THE Sankei Shimbun, a Japanese daily, has a reputation for illiberal commentary. Last week it outdid itself by running a column that lauded the segregation of races in apartheid-era South Africa—and urged Japan to do the same. Ayako Sono, a conservative columnist, said that if her country had to lower its drawbridge to immigrants, then they should be made to live apart. “It is next to impossible to attain an understanding of foreigners by living alongside them,” she wrote. 

Ms Sono’s views got an airing as the government of Shinzo Abe, the prime minister, appears set to promote immigration in all but name. They caused a stir in South Africa, whose ambassador to Japan called them “scandalous”. In Japan, however, the reaction has been oddly muted. The media scarcely picked up on the ambassador’s letter. The Sankei initially greeted criticism with bemusement. It then issued a pro-forma reply defending its right to run different opinions.  
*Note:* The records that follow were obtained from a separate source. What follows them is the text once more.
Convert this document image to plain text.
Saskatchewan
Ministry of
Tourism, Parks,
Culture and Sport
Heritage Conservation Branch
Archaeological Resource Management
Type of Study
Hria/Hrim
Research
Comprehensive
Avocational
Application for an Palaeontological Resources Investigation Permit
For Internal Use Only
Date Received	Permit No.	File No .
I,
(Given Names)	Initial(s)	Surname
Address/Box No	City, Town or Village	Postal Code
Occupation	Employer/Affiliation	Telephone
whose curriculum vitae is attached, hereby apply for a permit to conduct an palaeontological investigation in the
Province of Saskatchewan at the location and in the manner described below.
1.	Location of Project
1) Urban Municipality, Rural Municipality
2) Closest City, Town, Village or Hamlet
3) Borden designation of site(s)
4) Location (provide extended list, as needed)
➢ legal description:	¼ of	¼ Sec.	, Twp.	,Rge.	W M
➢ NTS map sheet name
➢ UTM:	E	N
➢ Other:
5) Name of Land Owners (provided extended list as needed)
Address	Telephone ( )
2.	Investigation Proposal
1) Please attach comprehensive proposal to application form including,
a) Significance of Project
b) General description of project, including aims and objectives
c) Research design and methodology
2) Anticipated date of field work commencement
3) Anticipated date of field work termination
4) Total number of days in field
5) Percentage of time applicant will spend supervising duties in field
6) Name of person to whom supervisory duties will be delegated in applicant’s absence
Japan’s government is considering allowing 200,000 foreigners a year to come to Japan to help to solve a deepening demographic crisis and shortage of workers. The population fell by nearly a quarter of a million in 2013. An advisory body to Mr Abe says that immigrants could help stabilise the population at around 100m, from a current 127m. Not since the ancestors of Japan’s current inhabitants arrived in the islands from Korea two millennia ago has there been an example of immigration on the scale of that proposed.